Appealing evangelistically to his scientific peers, Lightman says, "Not only must we accept that basic properties of our universe are accidental and uncalculable. In addition, we must believe in the existence of many other universes. But we have no conceivable way of observing these other universes and cannot prove their existence. . . . We must believe in what we cannot prove.” And so the multiverse, though a perennial boon to science fiction, is as whimsical a figure as the flying spaghetti monster.
What a horrible state of affairs! For without the despotic threat of militant empiricism, the barbarians will most surely come. They will burn libraries in an inferno of anti-intellectualism. They will invoke and totemize the fine tuning of the universe to summon legions of theosophic spiritualisms. Eros will seduce reason, and governments will descend into a night of long knives. Heaven help us! The priesthood is forfeit. The public square lies open. Oh, Alan Lightman, how will they let you live?

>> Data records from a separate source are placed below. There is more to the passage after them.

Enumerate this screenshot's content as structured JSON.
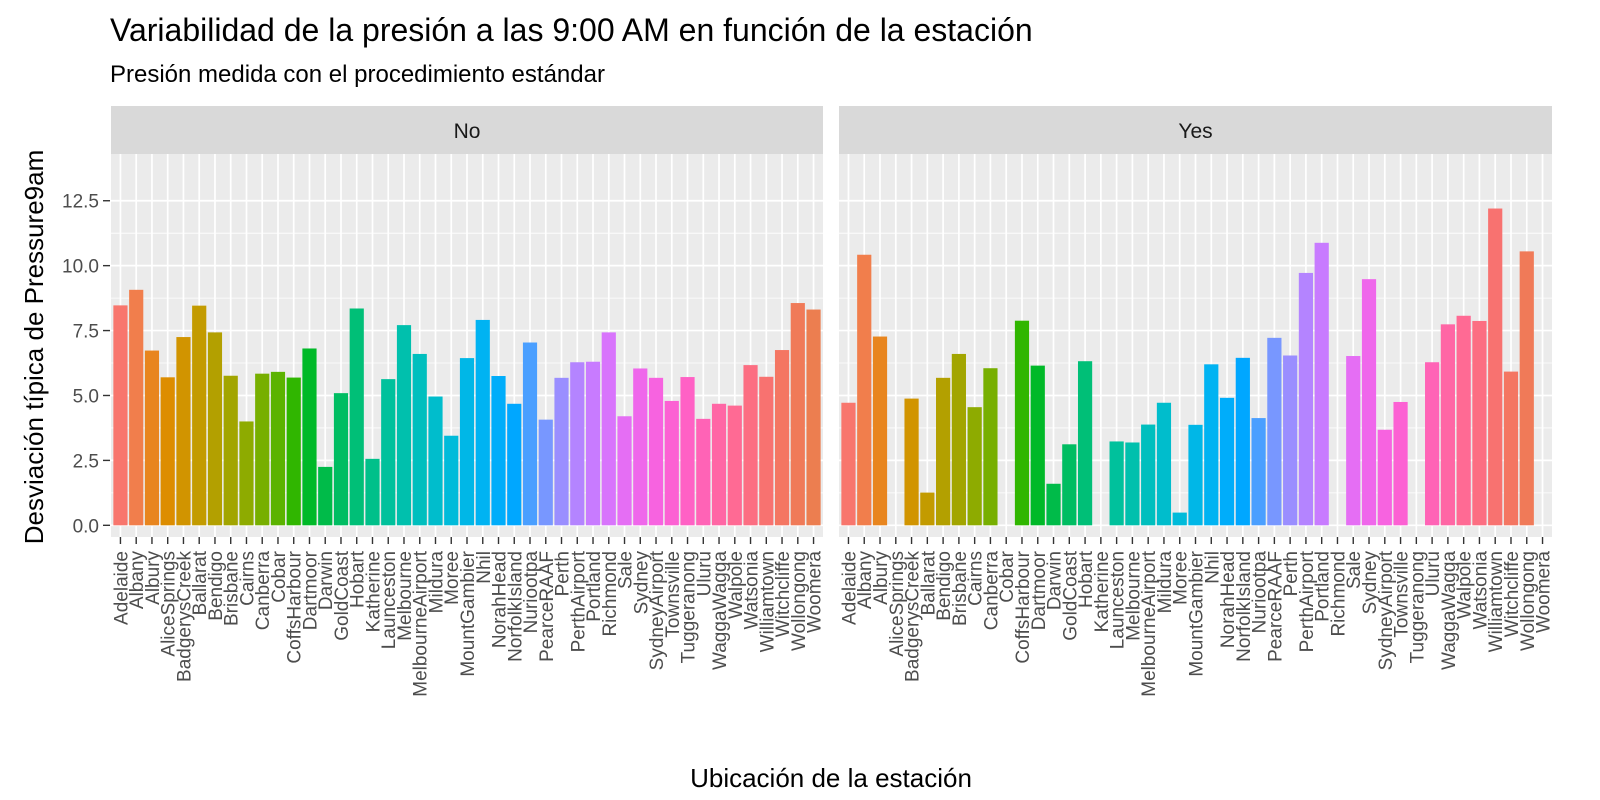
{
  "chart_data": {
    "type": "bar",
    "title": "Variabilidad de la presión a las 9:00 AM en función de la estación",
    "subtitle": "Presión medida con el procedimiento estándar",
    "xlabel": "Ubicación de la estación",
    "ylabel": "Desviación típica  de Pressure9am",
    "ylim": [
      -0.45,
      14.3
    ],
    "yticks": [
      "0.0",
      "2.5",
      "5.0",
      "7.5",
      "10.0",
      "12.5"
    ],
    "categories": [
      "Adelaide",
      "Albany",
      "Albury",
      "AliceSprings",
      "BadgerysCreek",
      "Ballarat",
      "Bendigo",
      "Brisbane",
      "Cairns",
      "Canberra",
      "Cobar",
      "CoffsHarbour",
      "Dartmoor",
      "Darwin",
      "GoldCoast",
      "Hobart",
      "Katherine",
      "Launceston",
      "Melbourne",
      "MelbourneAirport",
      "Mildura",
      "Moree",
      "MountGambier",
      "Nhil",
      "NorahHead",
      "NorfolkIsland",
      "Nuriootpa",
      "PearceRAAF",
      "Perth",
      "PerthAirport",
      "Portland",
      "Richmond",
      "Sale",
      "Sydney",
      "SydneyAirport",
      "Townsville",
      "Tuggeranong",
      "Uluru",
      "WaggaWagga",
      "Walpole",
      "Watsonia",
      "Williamtown",
      "Witchcliffe",
      "Wollongong",
      "Woomera"
    ],
    "colors": [
      "#F8766D",
      "#F17E4C",
      "#E8851E",
      "#DD8D00",
      "#D19400",
      "#C39B00",
      "#B3A000",
      "#A2A500",
      "#8EAB00",
      "#77AF00",
      "#5BB300",
      "#30B600",
      "#00B928",
      "#00BB49",
      "#00BD62",
      "#00BF77",
      "#00C08A",
      "#00C19C",
      "#00C0AD",
      "#00BFBE",
      "#00BDCC",
      "#00BBDA",
      "#00B7E7",
      "#00B3F2",
      "#00ADFA",
      "#00A7FF",
      "#4A9FFF",
      "#7897FF",
      "#9A8EFF",
      "#B484FF",
      "#C87BFF",
      "#D874FC",
      "#E56EF4",
      "#EF67EB",
      "#F763E0",
      "#FC61D3",
      "#FF61C5",
      "#FF63B6",
      "#FF66A5",
      "#FF6A94",
      "#FC6E82",
      "#F87270",
      "#F47662",
      "#F07A58",
      "#EC7E50"
    ],
    "facets": [
      {
        "label": "No",
        "values": [
          8.47,
          9.07,
          6.73,
          5.7,
          7.25,
          8.46,
          7.43,
          5.76,
          4.0,
          5.84,
          5.91,
          5.69,
          6.81,
          2.25,
          5.09,
          8.35,
          2.56,
          5.63,
          7.71,
          6.6,
          4.96,
          3.45,
          6.44,
          7.91,
          5.75,
          4.68,
          7.04,
          4.07,
          5.68,
          6.28,
          6.3,
          7.43,
          4.2,
          6.04,
          5.68,
          4.79,
          5.71,
          4.1,
          4.68,
          4.61,
          6.17,
          5.72,
          6.75,
          8.56,
          8.31
        ]
      },
      {
        "label": "Yes",
        "values": [
          4.72,
          10.42,
          7.27,
          null,
          4.88,
          1.26,
          5.68,
          6.6,
          4.55,
          6.05,
          null,
          7.88,
          6.15,
          1.6,
          3.12,
          6.32,
          null,
          3.23,
          3.19,
          3.88,
          4.72,
          0.49,
          3.87,
          6.2,
          4.91,
          6.45,
          4.13,
          7.22,
          6.54,
          9.72,
          10.88,
          null,
          6.52,
          9.48,
          3.68,
          4.75,
          null,
          6.28,
          7.74,
          8.07,
          7.87,
          12.2,
          5.92,
          10.55,
          null
        ]
      }
    ]
  }
}
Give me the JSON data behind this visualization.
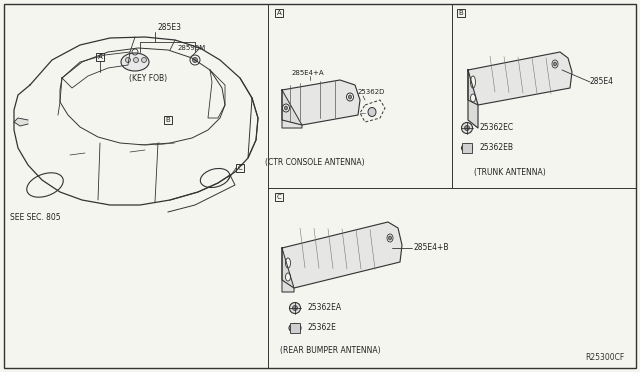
{
  "bg_color": "#f5f5f0",
  "border_color": "#333333",
  "ref_code": "R25300CF",
  "sections": {
    "main": {
      "see_sec": "SEE SEC. 805",
      "key_fob_part": "285E3",
      "key_fob_sub": "28599M",
      "key_fob_label": "(KEY FOB)"
    },
    "panel_a": {
      "label": "A",
      "part1": "285E4+A",
      "part2": "25362D",
      "caption": "(CTR CONSOLE ANTENNA)"
    },
    "panel_b": {
      "label": "B",
      "part1": "285E4",
      "part2": "25362EC",
      "part3": "25362EB",
      "caption": "(TRUNK ANTENNA)"
    },
    "panel_c": {
      "label": "C",
      "part1": "285E4+B",
      "part2": "25362EA",
      "part3": "25362E",
      "caption": "(REAR BUMPER ANTENNA)"
    }
  }
}
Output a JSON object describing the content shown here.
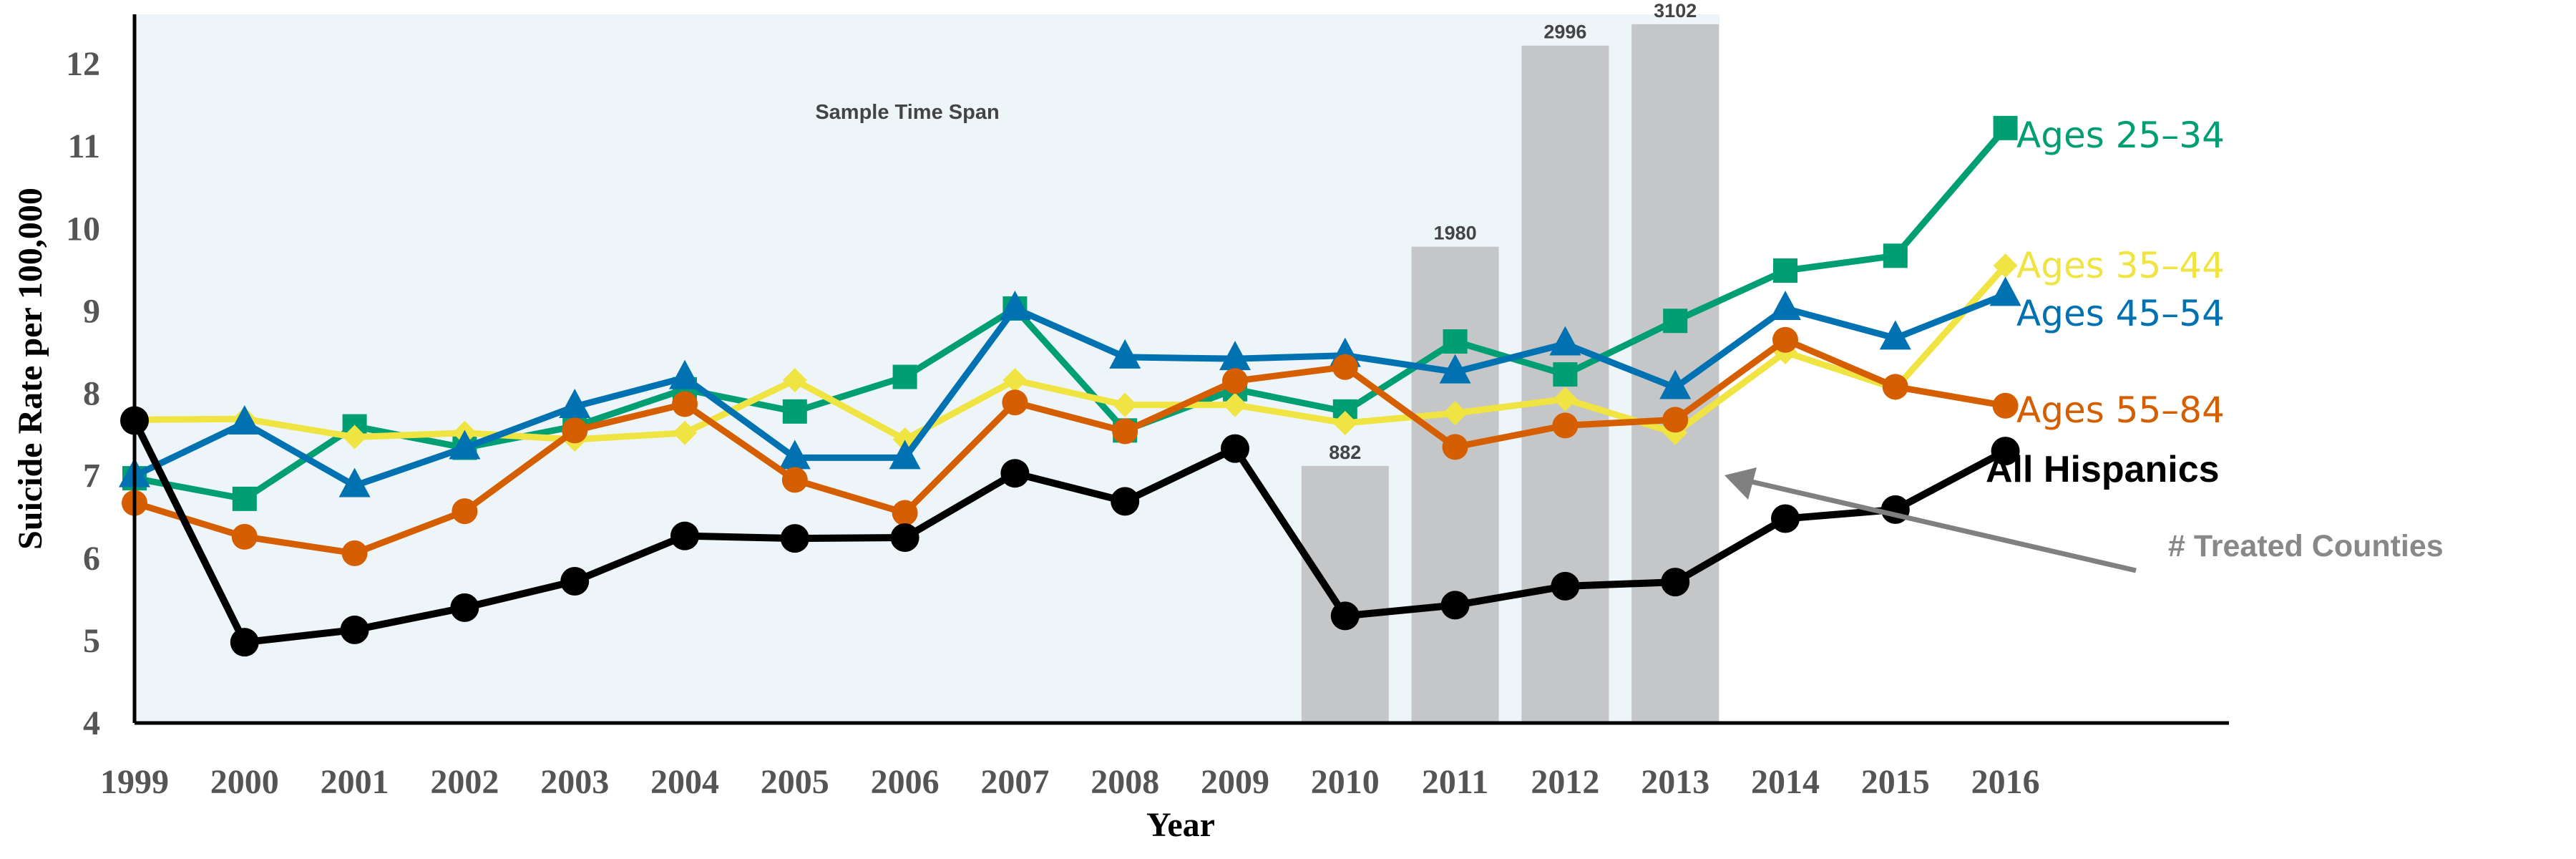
{
  "chart_data": {
    "type": "line",
    "ylabel": "Suicide Rate per 100,000",
    "xlabel": "Year",
    "ylim": [
      4,
      12.6
    ],
    "yticks": [
      "4",
      "5",
      "6",
      "7",
      "8",
      "9",
      "10",
      "11",
      "12"
    ],
    "x": [
      "1999",
      "2000",
      "2001",
      "2002",
      "2003",
      "2004",
      "2005",
      "2006",
      "2007",
      "2008",
      "2009",
      "2010",
      "2011",
      "2012",
      "2013",
      "2014",
      "2015",
      "2016"
    ],
    "shaded_region": {
      "label": "Sample Time Span",
      "from": "1999",
      "to": "2013"
    },
    "bars": {
      "name": "# Treated Counties",
      "arrow_label": "# Treated Counties",
      "x": [
        "2010",
        "2011",
        "2012",
        "2013"
      ],
      "labels": [
        "882",
        "1980",
        "2996",
        "3102"
      ],
      "heights": [
        7.12,
        9.78,
        12.22,
        12.48
      ]
    },
    "series": [
      {
        "name": "Ages 25–34",
        "label": "Ages 25–34",
        "color": "#009E73",
        "marker": "square",
        "values": [
          6.97,
          6.72,
          7.6,
          7.34,
          7.6,
          8.05,
          7.78,
          8.2,
          9.03,
          7.55,
          8.05,
          7.78,
          8.63,
          8.23,
          8.88,
          9.49,
          9.67,
          11.22
        ]
      },
      {
        "name": "Ages 35–44",
        "label": "Ages 35–44",
        "color": "#F0E442",
        "marker": "diamond",
        "values": [
          7.68,
          7.69,
          7.47,
          7.52,
          7.44,
          7.52,
          8.16,
          7.44,
          8.16,
          7.86,
          7.86,
          7.64,
          7.76,
          7.93,
          7.52,
          8.5,
          8.06,
          9.55
        ]
      },
      {
        "name": "Ages 45–54",
        "label": "Ages 45–54",
        "color": "#0072B2",
        "marker": "triangle",
        "values": [
          7.0,
          7.64,
          6.88,
          7.34,
          7.84,
          8.19,
          7.22,
          7.22,
          9.03,
          8.44,
          8.42,
          8.46,
          8.26,
          8.6,
          8.07,
          9.03,
          8.67,
          9.2
        ]
      },
      {
        "name": "Ages 55–84",
        "label": "Ages 55–84",
        "color": "#D55E00",
        "marker": "circle",
        "values": [
          6.67,
          6.26,
          6.06,
          6.57,
          7.55,
          7.87,
          6.95,
          6.55,
          7.89,
          7.54,
          8.15,
          8.32,
          7.35,
          7.61,
          7.68,
          8.65,
          8.08,
          7.85
        ]
      },
      {
        "name": "All Hispanics",
        "label": "All Hispanics",
        "color": "#000000",
        "marker": "circle",
        "values": [
          7.67,
          4.98,
          5.13,
          5.4,
          5.72,
          6.27,
          6.24,
          6.25,
          7.03,
          6.69,
          7.33,
          5.3,
          5.43,
          5.66,
          5.71,
          6.48,
          6.59,
          7.3
        ]
      }
    ]
  }
}
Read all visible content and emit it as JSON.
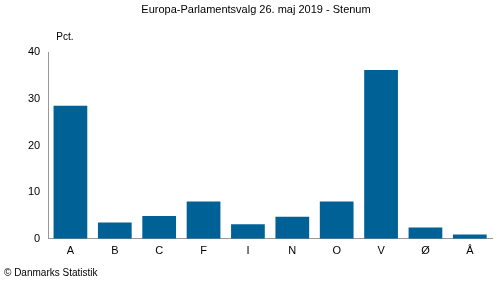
{
  "chart_data": {
    "type": "bar",
    "title": "Europa-Parlamentsvalg 26. maj 2019 - Stenum",
    "ylabel": "Pct.",
    "annotation": "© Danmarks Statistik",
    "categories": [
      "A",
      "B",
      "C",
      "F",
      "I",
      "N",
      "O",
      "V",
      "Ø",
      "Å"
    ],
    "values": [
      28.5,
      3.5,
      4.9,
      8.0,
      3.1,
      4.7,
      8.0,
      36.2,
      2.4,
      0.9
    ],
    "color": "#006196",
    "ylim": [
      0,
      40
    ],
    "yticks": [
      0,
      10,
      20,
      30,
      40
    ],
    "grid": false
  }
}
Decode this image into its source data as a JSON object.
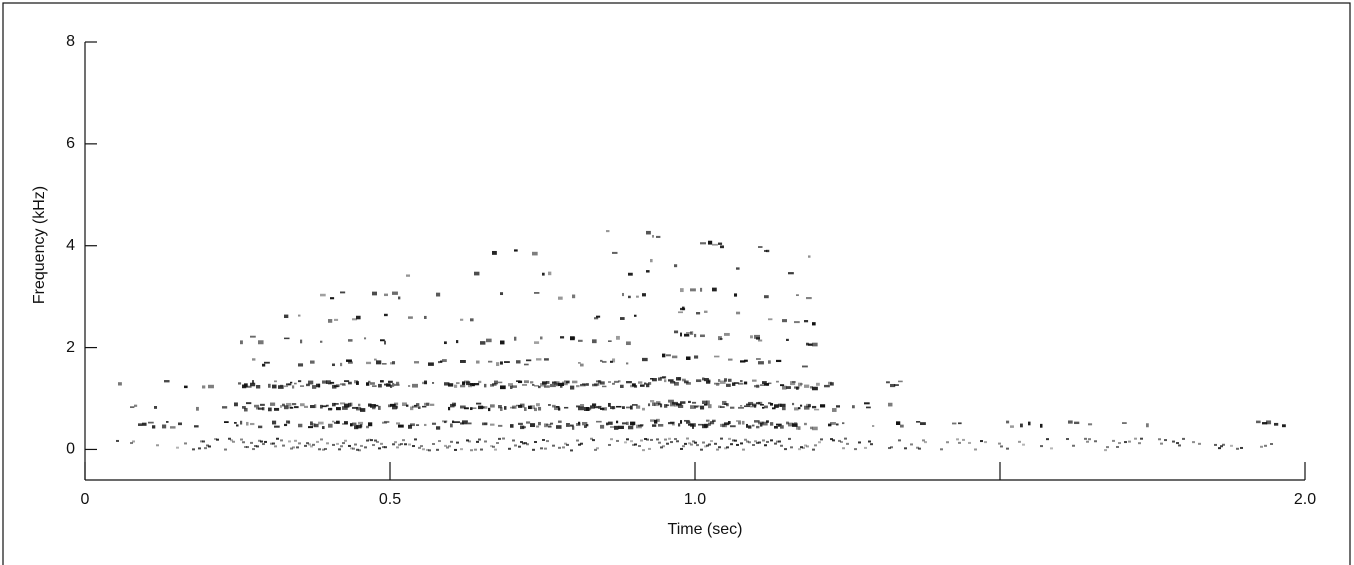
{
  "chart_data": {
    "type": "spectrogram",
    "x_label": "Time (sec)",
    "y_label": "Frequency (kHz)",
    "xlim": [
      0,
      2
    ],
    "xticks": [
      0,
      0.5,
      {
        "value": 1,
        "label": "1.0"
      },
      {
        "value": 1.5,
        "label": null
      },
      {
        "value": 2,
        "label": "2.0"
      }
    ],
    "ylim": [
      -0.6,
      8
    ],
    "yticks": [
      0,
      2,
      4,
      6,
      8
    ],
    "color": "#111111"
  }
}
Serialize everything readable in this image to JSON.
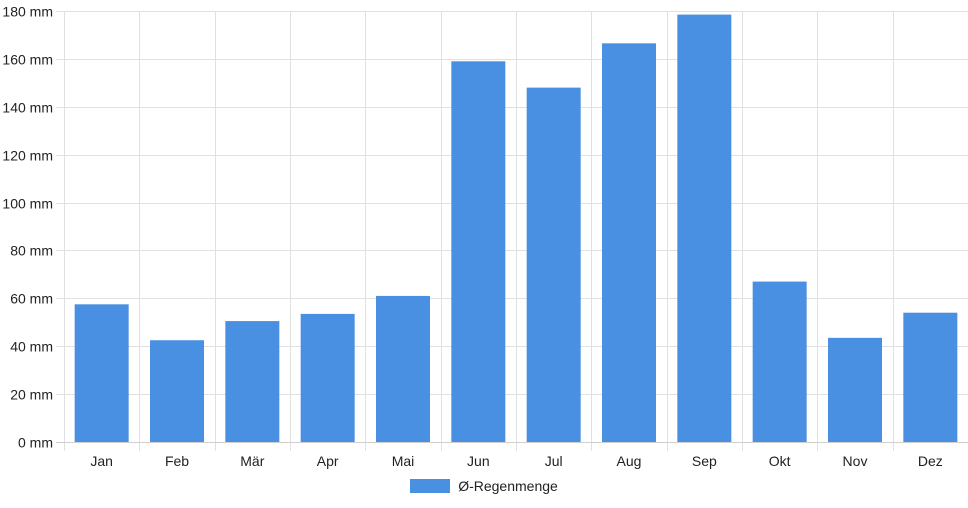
{
  "chart_data": {
    "type": "bar",
    "categories": [
      "Jan",
      "Feb",
      "Mär",
      "Apr",
      "Mai",
      "Jun",
      "Jul",
      "Aug",
      "Sep",
      "Okt",
      "Nov",
      "Dez"
    ],
    "series": [
      {
        "name": "Ø-Regenmenge",
        "values": [
          57.5,
          42.5,
          50.5,
          53.5,
          61,
          159,
          148,
          166.5,
          178.5,
          67,
          43.5,
          54
        ]
      }
    ],
    "ylim": [
      0,
      180
    ],
    "yticks": [
      0,
      20,
      40,
      60,
      80,
      100,
      120,
      140,
      160,
      180
    ],
    "y_tick_suffix": " mm",
    "grid": true,
    "legend_position": "bottom",
    "bar_color": "#4a90e2",
    "grid_color": "#e0e0e0"
  }
}
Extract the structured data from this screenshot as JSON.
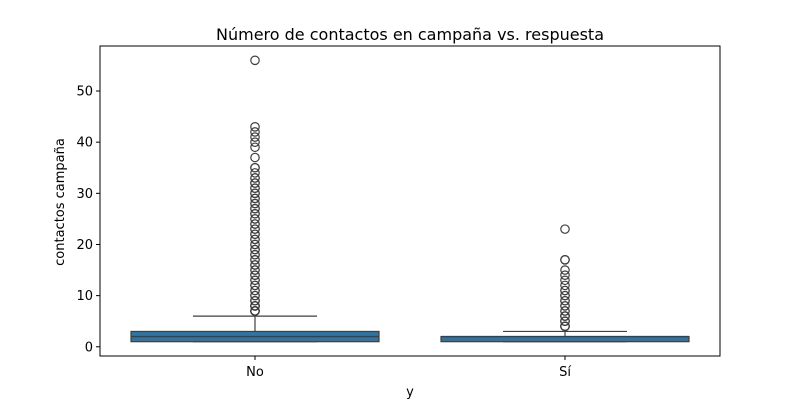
{
  "chart_data": {
    "type": "box",
    "title": "Número de contactos en campaña vs. respuesta",
    "xlabel": "y",
    "ylabel": "contactos campaña",
    "categories": [
      "No",
      "Sí"
    ],
    "ylim": [
      -1.8,
      58.8
    ],
    "yticks": [
      0,
      10,
      20,
      30,
      40,
      50
    ],
    "grid": false,
    "box_color": "#3274a1",
    "boxes": [
      {
        "category": "No",
        "whisker_low": 1,
        "q1": 1,
        "median": 2,
        "q3": 3,
        "whisker_high": 6,
        "outliers": [
          7,
          7,
          7,
          7,
          7,
          7,
          8,
          8,
          8,
          8,
          8,
          8,
          9,
          9,
          9,
          10,
          10,
          11,
          11,
          12,
          12,
          13,
          13,
          14,
          14,
          15,
          15,
          16,
          16,
          17,
          17,
          18,
          18,
          19,
          19,
          20,
          20,
          21,
          21,
          22,
          22,
          23,
          23,
          24,
          24,
          25,
          25,
          26,
          26,
          27,
          27,
          28,
          28,
          29,
          29,
          30,
          30,
          31,
          31,
          32,
          32,
          33,
          33,
          34,
          35,
          35,
          37,
          39,
          40,
          41,
          42,
          43,
          56
        ]
      },
      {
        "category": "Sí",
        "whisker_low": 1,
        "q1": 1,
        "median": 2,
        "q3": 2,
        "whisker_high": 3,
        "outliers": [
          4,
          4,
          4,
          4,
          5,
          5,
          5,
          6,
          6,
          6,
          7,
          7,
          8,
          8,
          9,
          9,
          10,
          10,
          11,
          11,
          12,
          13,
          14,
          15,
          17,
          17,
          23
        ]
      }
    ]
  }
}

Who would have expected it, but the so-called war between religion and science has been but a cordial tete-a-tete all this time. Kept under the watchful eye of white-cloaked science, the churches could relax. All those threats about secularism did but thin the ranks of the Elmer Gantry, allowing ecclesial powers to pay more attention to the faithful. Who needs the hard and divisive labor of doctrine, discipline, and exegetical homiletics when one can employ the far more friendly and quantitative techniques of psychology and business management? Church discipline, private rebuke, and public apologetics are not necessary when only the faithful attend. Science too has benefited. In public, religion has been a noteworthy and engaging sparring partner: good for putting scientists on best-seller lists and magazine covers; good for TED talks, speaker's fees, innumerable conference sessions, and humorous anecdotes (and the benefits flow both ways). In private, scientists haunted by the specter of Oppenheimer have been glad to have an ethical stopgap to keep the whole thing human.